* Euro slips, 10-yr Spanish bonds yields trade near 6 pct
* German ZEW slightly better than expected
* Speculation BOJ may ease policy seen weighing on yen
By Nia Williams
LONDON, Sept 18 (Reuters) - The euro fell on Tuesday, succumbing to profit taking after rallying to four-month highs against the dollar and yen a day earlier, with Spain’s apparent reluctance to seek a bailout unnerving investors.
The yen also ceded ground against the dollar on speculation the Bank of Japan might loosen policy after the U.S. Federal Reserve launched a fresh round of monetary stimulus last week.
Market players said rising bond yields in Spain, which hovered around 6 percent on 10-year debt, also weighed on market sentiment and added to pressure on the euro.
“If Spain steps forward (to ask for a bailout) and all of us get some clarity it would remove an element of uncertainty,” said Derek Halpenny, European head of FX research in London.
“The longer we remain in this scenario the more likelihood is investor confidence will ebb away.”
The single currency fell 0.5 percent to $1.3054, having hit $1.3173 hit on Monday, its highest since May 4. Traders said option barriers at $1.3200 appeared safe for now.
The euro has rallied about 9 percent from a two-year low of $1.2042 in July when investors were worried the currency bloc might be heading for a break-up as Spanish and Italian borrowing costs soared.

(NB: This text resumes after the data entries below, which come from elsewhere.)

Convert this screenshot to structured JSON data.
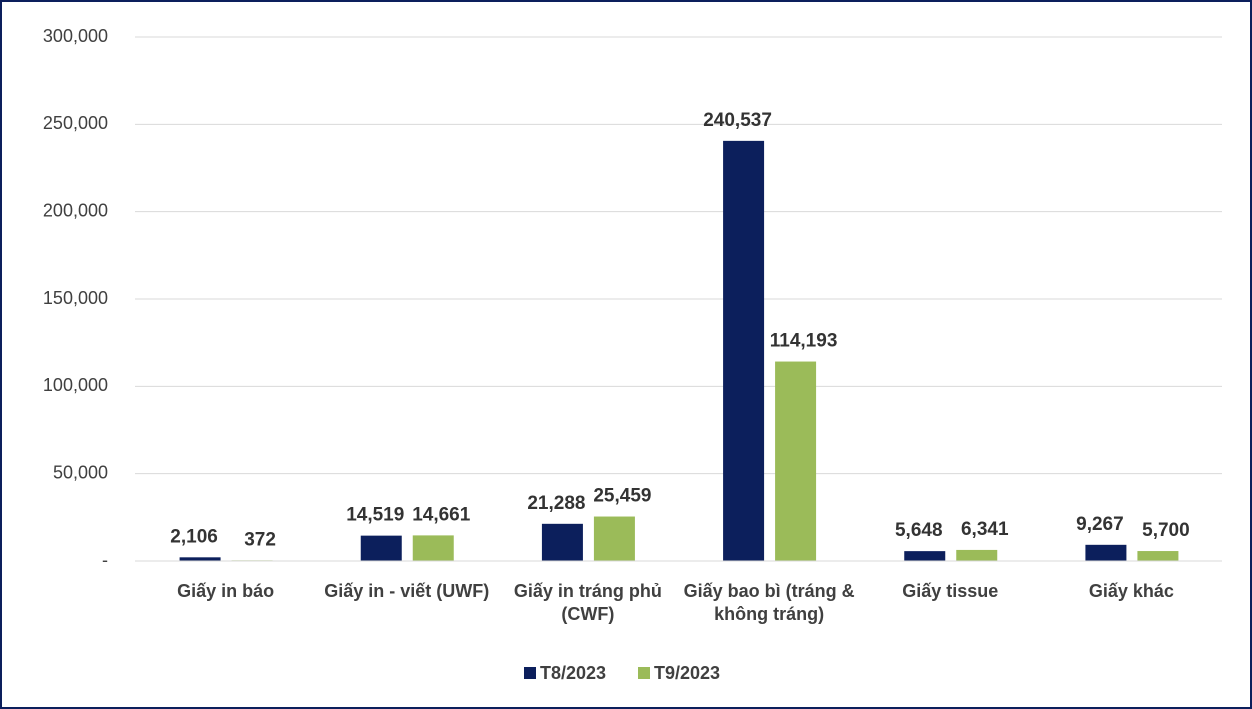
{
  "chart_data": {
    "type": "bar",
    "categories": [
      "Giấy in báo",
      "Giấy in - viết (UWF)",
      "Giấy in tráng phủ (CWF)",
      "Giấy bao bì (tráng & không tráng)",
      "Giấy tissue",
      "Giấy khác"
    ],
    "series": [
      {
        "name": "T8/2023",
        "color": "#0c1f5c",
        "values": [
          2106,
          14519,
          21288,
          240537,
          5648,
          9267
        ],
        "value_labels": [
          "2,106",
          "14,519",
          "21,288",
          "240,537",
          "5,648",
          "9,267"
        ]
      },
      {
        "name": "T9/2023",
        "color": "#9bbb59",
        "values": [
          372,
          14661,
          25459,
          114193,
          6341,
          5700
        ],
        "value_labels": [
          "372",
          "14,661",
          "25,459",
          "114,193",
          "6,341",
          "5,700"
        ]
      }
    ],
    "ylim": [
      0,
      300000
    ],
    "yticks": [
      {
        "value": 0,
        "label": "-"
      },
      {
        "value": 50000,
        "label": "50,000"
      },
      {
        "value": 100000,
        "label": "100,000"
      },
      {
        "value": 150000,
        "label": "150,000"
      },
      {
        "value": 200000,
        "label": "200,000"
      },
      {
        "value": 250000,
        "label": "250,000"
      },
      {
        "value": 300000,
        "label": "300,000"
      }
    ],
    "grid": true,
    "legend": "bottom"
  }
}
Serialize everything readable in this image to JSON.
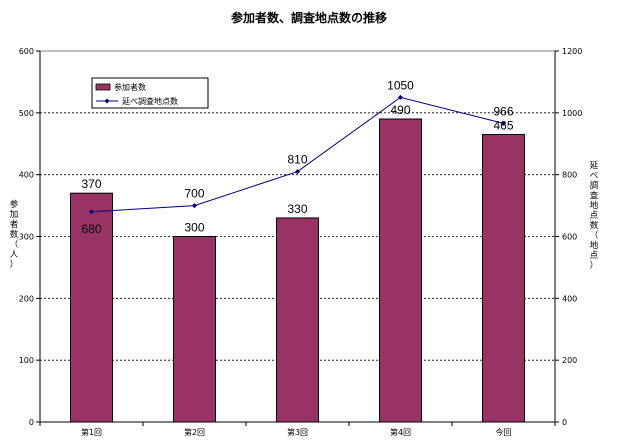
{
  "chart_data": {
    "type": "bar",
    "title": "参加者数、調査地点数の推移",
    "categories": [
      "第1回",
      "第2回",
      "第3回",
      "第4回",
      "今回"
    ],
    "series": [
      {
        "name": "参加者数",
        "type": "bar",
        "axis": "left",
        "values": [
          370,
          300,
          330,
          490,
          465
        ],
        "color": "#993366"
      },
      {
        "name": "延べ調査地点数",
        "type": "line",
        "axis": "right",
        "values": [
          680,
          700,
          810,
          1050,
          966
        ],
        "color": "#000080"
      }
    ],
    "ylabel": "参加者数（人）",
    "y2label": "延べ調査地点数（地点）",
    "ylim": [
      0,
      600
    ],
    "y2lim": [
      0,
      1200
    ],
    "yticks": [
      "0",
      "100",
      "200",
      "300",
      "400",
      "500",
      "600"
    ],
    "y2ticks": [
      "0",
      "200",
      "400",
      "600",
      "800",
      "1000",
      "1200"
    ],
    "grid": true,
    "legend": "top-left"
  }
}
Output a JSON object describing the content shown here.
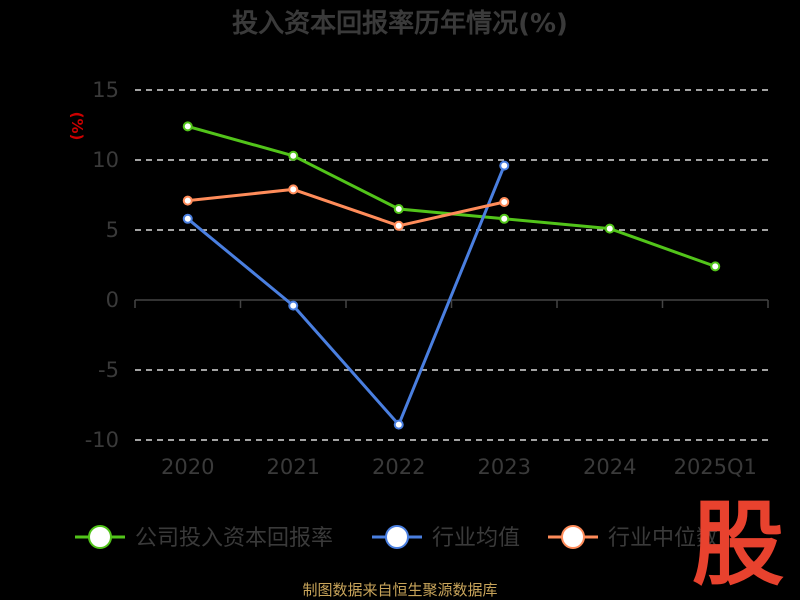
{
  "chart_data": {
    "type": "line",
    "title": "投入资本回报率历年情况(%)",
    "ylabel": "(%)",
    "categories": [
      "2020",
      "2021",
      "2022",
      "2023",
      "2024",
      "2025Q1"
    ],
    "ylim": [
      -10,
      15
    ],
    "yticks": [
      15,
      10,
      5,
      0,
      -5,
      -10
    ],
    "grid": true,
    "legend_position": "bottom",
    "series": [
      {
        "name": "公司投入资本回报率",
        "color": "#52c41a",
        "values": [
          12.4,
          10.3,
          6.5,
          5.8,
          5.1,
          2.4
        ]
      },
      {
        "name": "行业均值",
        "color": "#4a7fe0",
        "values": [
          5.8,
          -0.4,
          -8.9,
          9.6,
          null,
          null
        ]
      },
      {
        "name": "行业中位数",
        "color": "#ff8c5a",
        "values": [
          7.1,
          7.9,
          5.3,
          7.0,
          null,
          null
        ]
      }
    ]
  },
  "source": "制图数据来自恒生聚源数据库",
  "logo_text": "股"
}
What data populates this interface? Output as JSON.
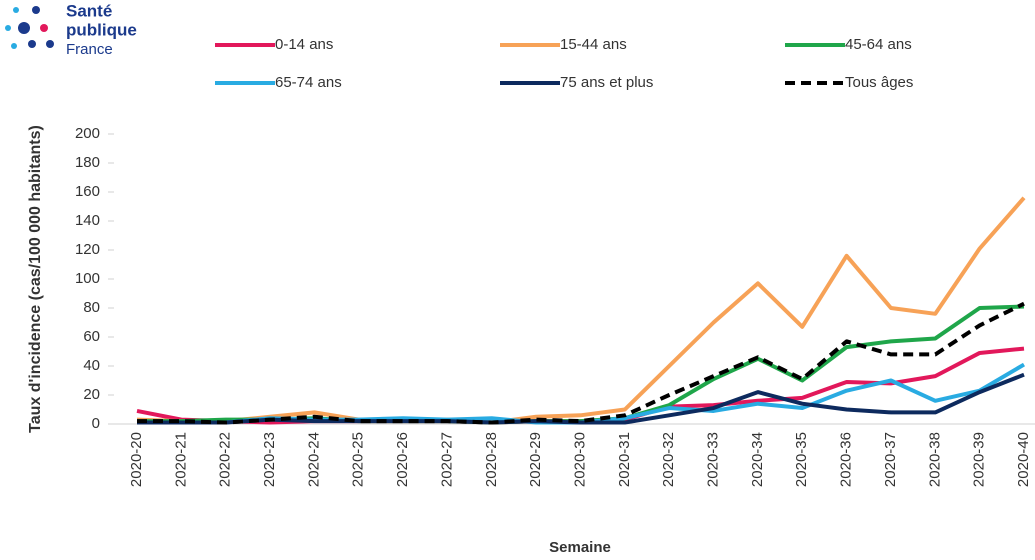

Optimism the European Central Bank’s new bond buying scheme will help Madrid weather the debt crisis helped lift the euro, although uncertainty over whether Spain will seek a bailout tempered recent positive sentiment.
In a television interview on Tuesday, Spain’s Deputy Prime Minister said the country was still considering the conditions of a possible bailout.
A slightly better-than-expected German analyst and investor sentiment survey that rose in September after four months of decline, failed to lift the single currency.
The euro also fell 0.5 percent against the yen to trade at 102.69 yen, having rallied to a four-month high of 103.858 yen on Monday.
The dollar traded at 78.61 yen, having risen as high as 78.93 yen on Monday on buying by speculative accounts such as hedge funds, traders said. It hit a seven-month low of 77.13 yen just last Thursday.
“There are quite a lot of expectations about the BOJ’s easing priced in now. The dollar/yen is unlikely to fall much ahead of the outcome of the BOJ’s policy meeting,” said a senior trader at a European bank, referring to the bank’s two-day meeting that started on Tuesday.
The Fed’s announcement last week of a new asset-buying programme has led to speculation the BOJ might also ease policy to prevent the yen from strengthening.
“We expect the Bank of Japan to increase its asset buying fund by five trillion yen ($63 billion). If it does, the dollar might have a chance to break resistance around 79.50 yen. Alternatively, if it doesn’t, the dollar will fall below 78 yen,” said Osamu Takashima, chief Japan FX strategist at Citibank.
A rise in U.S. bond yields after the Fed’s action also supported the dollar. The 10-year yield stood near a four-month high of 1.89 percent hit on Friday.
Dollar/yen has traditionally been highly correlated with U.S. yields, partly based on the perception that they should attract more dollar-buying by Japanese investors.
The Australian dollar traded at $1.0421, pressured by worries that slower growth in China would put the brakes on Australia’s mining boom.